La noticia de que China superó a Japón como la segunda economía del mundo no es una sorpresa. Es la consecuencia geopolítica más importante de la Gran Recesión de este siglo, un efecto que provoca tanto esperanza en lo económico como miedo en el ámbito político.

Primero, la buena noticia: el aspecto económico. La respuesta de China a la crisis es el motivo fundamental por el que la turbulencia financiera causada por la debacle de los créditos de alto riesgo no destruyó por completo la economía mundial. En un famoso análisis de la Gran Depresión, el historiador Charles Kindleberger argumentó que la crisis se produjo a causa de un fracaso del liderazgo mundial. En la Depresión, según él, Estados Unidos debería haber arbitrado un mercado abierto de productos extranjeros. Pero, en cambio, una ley cerró los mercados norteamericanos e indujo a los otros países a adoptar un similar proteccionismo. Después de la Segunda Guerra Mundial, como figura señera del desarrollo del Plan Marshall, Kindleberger se abocó a aplicar las lecciones de la crisis: Estados Unidos debía mantener sus mercados y sus flujos de dinero abiertos para dar apoyo a otros países.

¡Qué distinto parece todo en el siglo XXI! Es como si los líderes chinos fueran los mejores alumnos de Kindleberger. Durante toda la crisis, la economía china siguió creciendo a un ritmo asombroso, en parte por el enorme estímulo fiscal.

Por fuera de un período de seis meses después del colapso de Lehman Brothers, China y otros países emergentes ayudaron a la recuperación de las economías industriales orientadas hacia la exportación. La fuerza sorprendente de la economía alemana se debe al dinamismo de la demanda de los mercados emergentes? particularmente del mercado chino.

China también siguió las lecciones financieras de Kindleberger. El punto de giro del pánico desatado por el euro este año se produjo cuando China empezó a comprar bonos de la Unión Europea, e incluso depreciados valores griegos.
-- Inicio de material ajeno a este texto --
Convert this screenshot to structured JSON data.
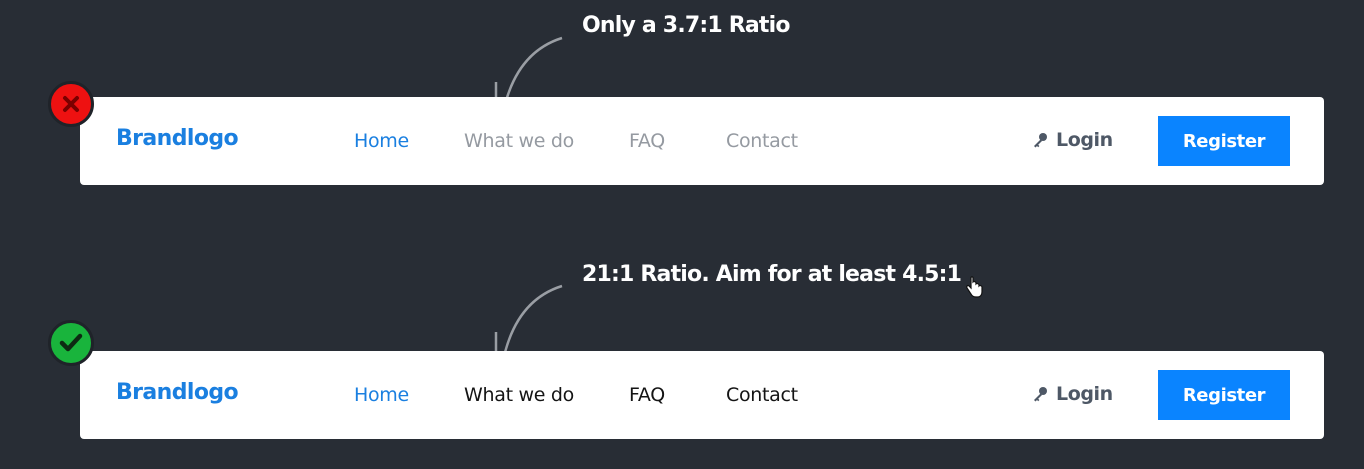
{
  "colors": {
    "background": "#282d35",
    "brand_blue": "#1a7fe0",
    "register_blue": "#0a84ff",
    "bad_badge": "#ee1111",
    "good_badge": "#19b43c",
    "low_contrast_link": "#959aa1",
    "high_contrast_link": "#141414",
    "login_color": "#4e5866"
  },
  "examples": [
    {
      "status": "fail",
      "status_icon": "close-icon",
      "annotation": "Only a 3.7:1 Ratio",
      "navbar": {
        "brand": "Brandlogo",
        "links": [
          "Home",
          "What we do",
          "FAQ",
          "Contact"
        ],
        "active_link": "Home",
        "login_icon": "key-icon",
        "login": "Login",
        "register": "Register"
      }
    },
    {
      "status": "pass",
      "status_icon": "check-icon",
      "annotation": "21:1 Ratio. Aim for at least 4.5:1",
      "navbar": {
        "brand": "Brandlogo",
        "links": [
          "Home",
          "What we do",
          "FAQ",
          "Contact"
        ],
        "active_link": "Home",
        "login_icon": "key-icon",
        "login": "Login",
        "register": "Register"
      }
    }
  ]
}
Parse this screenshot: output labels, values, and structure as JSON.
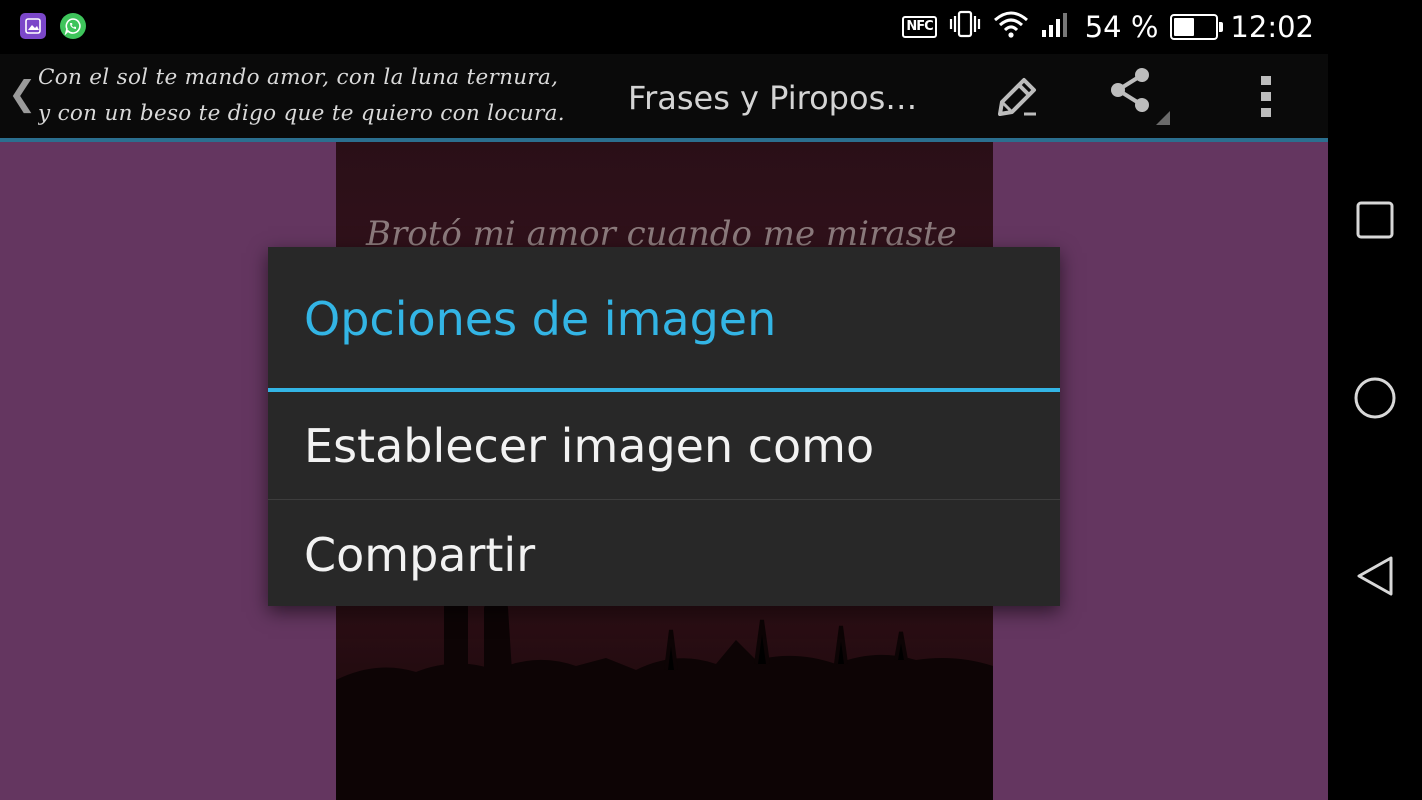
{
  "status_bar": {
    "notifications": [
      "gallery-icon",
      "whatsapp-icon"
    ],
    "icons": [
      "nfc-icon",
      "vibrate-icon",
      "wifi-icon",
      "signal-icon"
    ],
    "nfc_label": "NFC",
    "battery_percent_text": "54 %",
    "battery_level": 0.54,
    "time": "12:02"
  },
  "action_bar": {
    "ticker_line1": "Con el sol te mando amor, con la luna ternura,",
    "ticker_line2": "y con un beso te digo que te quiero con locura.",
    "title": "Frases y Piropos…",
    "actions": [
      "edit-icon",
      "share-icon",
      "overflow-menu-icon"
    ],
    "accent_color": "#33b5e5"
  },
  "content": {
    "background_color": "#643660",
    "photo_text": "Brotó mi amor cuando me miraste"
  },
  "dialog": {
    "title": "Opciones de imagen",
    "title_color": "#33b5e5",
    "items": [
      {
        "label": "Establecer imagen como"
      },
      {
        "label": "Compartir"
      }
    ]
  },
  "nav_bar": {
    "buttons": [
      "recent-apps-icon",
      "home-icon",
      "back-icon"
    ]
  }
}
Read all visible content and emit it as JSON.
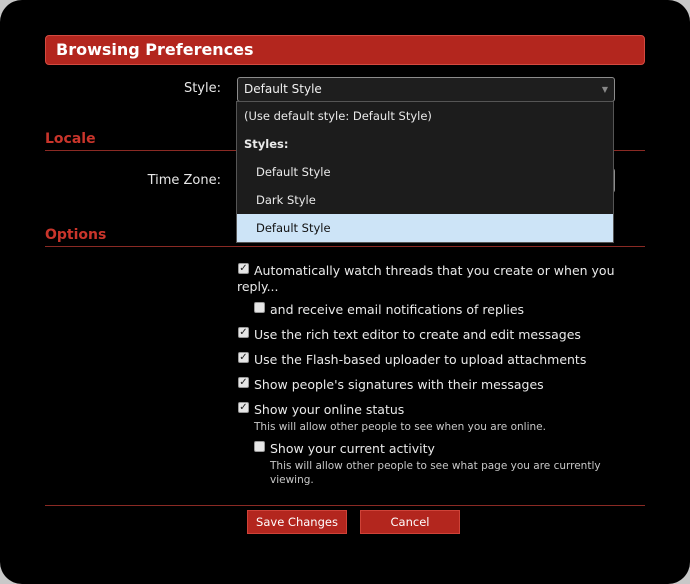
{
  "header": {
    "title": "Browsing Preferences"
  },
  "style": {
    "label": "Style:",
    "selected": "Default Style",
    "options": [
      {
        "label": "(Use default style: Default Style)"
      },
      {
        "label": "Styles:"
      },
      {
        "label": "Default Style"
      },
      {
        "label": "Dark Style"
      },
      {
        "label": "Default Style"
      }
    ]
  },
  "locale": {
    "title": "Locale",
    "timezone_label": "Time Zone:"
  },
  "options": {
    "title": "Options",
    "watch_threads": {
      "label_line1": "Automatically watch threads that you create or when you",
      "label_line2": "reply...",
      "checked": true
    },
    "email_notifications": {
      "label": "and receive email notifications of replies",
      "checked": false
    },
    "rich_text": {
      "label": "Use the rich text editor to create and edit messages",
      "checked": true
    },
    "flash_uploader": {
      "label": "Use the Flash-based uploader to upload attachments",
      "checked": true
    },
    "signatures": {
      "label": "Show people's signatures with their messages",
      "checked": true
    },
    "online_status": {
      "label": "Show your online status",
      "hint": "This will allow other people to see when you are online.",
      "checked": true
    },
    "current_activity": {
      "label": "Show your current activity",
      "hint_line1": "This will allow other people to see what page you are currently",
      "hint_line2": "viewing.",
      "checked": false
    }
  },
  "buttons": {
    "save": "Save Changes",
    "cancel": "Cancel"
  },
  "colors": {
    "accent": "#b3261e",
    "background": "#000000",
    "selected_option": "#cde4f7"
  }
}
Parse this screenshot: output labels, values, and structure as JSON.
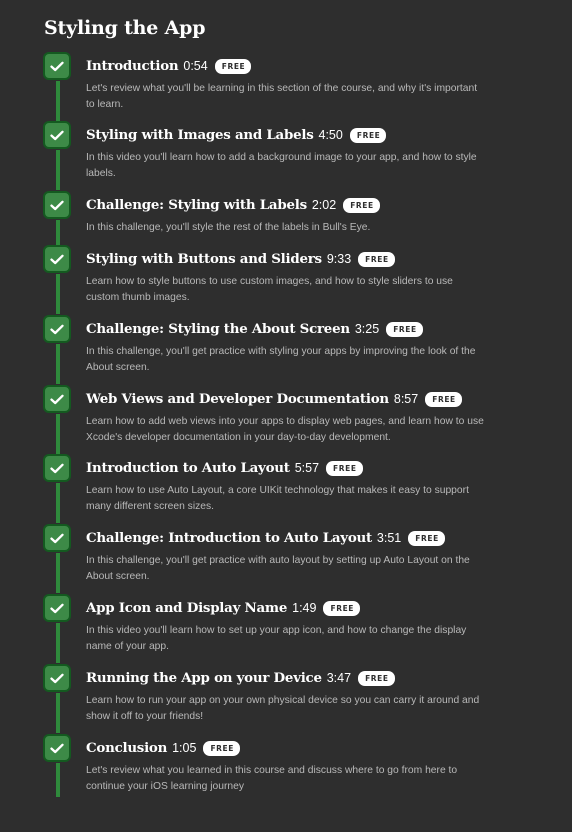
{
  "section": {
    "title": "Styling the App"
  },
  "colors": {
    "background": "#2e2e2e",
    "check_fill": "#3d8a47",
    "check_border": "#145a20",
    "connector": "#2f8a3c",
    "badge_bg": "#ffffff",
    "description_text": "#b9b9b9"
  },
  "lessons": [
    {
      "title": "Introduction",
      "duration": "0:54",
      "badge": "FREE",
      "description": "Let's review what you'll be learning in this section of the course, and why it's important to learn.",
      "completed": true
    },
    {
      "title": "Styling with Images and Labels",
      "duration": "4:50",
      "badge": "FREE",
      "description": "In this video you'll learn how to add a background image to your app, and how to style labels.",
      "completed": true
    },
    {
      "title": "Challenge: Styling with Labels",
      "duration": "2:02",
      "badge": "FREE",
      "description": "In this challenge, you'll style the rest of the labels in Bull's Eye.",
      "completed": true
    },
    {
      "title": "Styling with Buttons and Sliders",
      "duration": "9:33",
      "badge": "FREE",
      "description": "Learn how to style buttons to use custom images, and how to style sliders to use custom thumb images.",
      "completed": true
    },
    {
      "title": "Challenge: Styling the About Screen",
      "duration": "3:25",
      "badge": "FREE",
      "description": "In this challenge, you'll get practice with styling your apps by improving the look of the About screen.",
      "completed": true
    },
    {
      "title": "Web Views and Developer Documentation",
      "duration": "8:57",
      "badge": "FREE",
      "description": "Learn how to add web views into your apps to display web pages, and learn how to use Xcode's developer documentation in your day-to-day development.",
      "completed": true
    },
    {
      "title": "Introduction to Auto Layout",
      "duration": "5:57",
      "badge": "FREE",
      "description": "Learn how to use Auto Layout, a core UIKit technology that makes it easy to support many different screen sizes.",
      "completed": true
    },
    {
      "title": "Challenge: Introduction to Auto Layout",
      "duration": "3:51",
      "badge": "FREE",
      "description": "In this challenge, you'll get practice with auto layout by setting up Auto Layout on the About screen.",
      "completed": true
    },
    {
      "title": "App Icon and Display Name",
      "duration": "1:49",
      "badge": "FREE",
      "description": "In this video you'll learn how to set up your app icon, and how to change the display name of your app.",
      "completed": true
    },
    {
      "title": "Running the App on your Device",
      "duration": "3:47",
      "badge": "FREE",
      "description": "Learn how to run your app on your own physical device so you can carry it around and show it off to your friends!",
      "completed": true
    },
    {
      "title": "Conclusion",
      "duration": "1:05",
      "badge": "FREE",
      "description": "Let's review what you learned in this course and discuss where to go from here to continue your iOS learning journey",
      "completed": true
    }
  ]
}
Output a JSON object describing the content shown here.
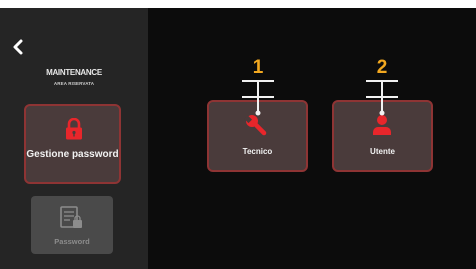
{
  "colors": {
    "screen_bg": "#0c0c0c",
    "sidebar_bg": "#252525",
    "button_fill": "#4a3b3b",
    "button_border": "#8e3434",
    "icon_red": "#e8262b",
    "callout_orange": "#f2a820",
    "disabled_fill": "#4a4a4a"
  },
  "sidebar": {
    "back_icon": "chevron-left-icon",
    "title": "MAINTENANCE",
    "subtitle": "AREA RISERVATA",
    "buttons": [
      {
        "label": "Gestione password",
        "icon": "lock-icon",
        "state": "active"
      },
      {
        "label": "Password",
        "icon": "document-icon",
        "state": "disabled"
      }
    ]
  },
  "main": {
    "buttons": [
      {
        "label": "Tecnico",
        "icon": "wrench-icon"
      },
      {
        "label": "Utente",
        "icon": "person-icon"
      }
    ]
  },
  "callouts": [
    "1",
    "2"
  ]
}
Pero la argumentación de Kindleberger tiene un problema. Ser hegemónico es una tarea ingrata. Los efectos benéficos del compromiso chino con la economía mundial se sienten mucho más intensamente lejos de China. También, en ese sentido, existe un paralelismo con Estados Unidos, cuyo liderazgo se sentía de manera mucho más positiva en Europa que en América. El poder hegemónico global nunca suscitó el amor de sus vecinos. El verdadero desafío de China será desarrollar una visión de mundo coherente que no provoque temor a sus vecinos.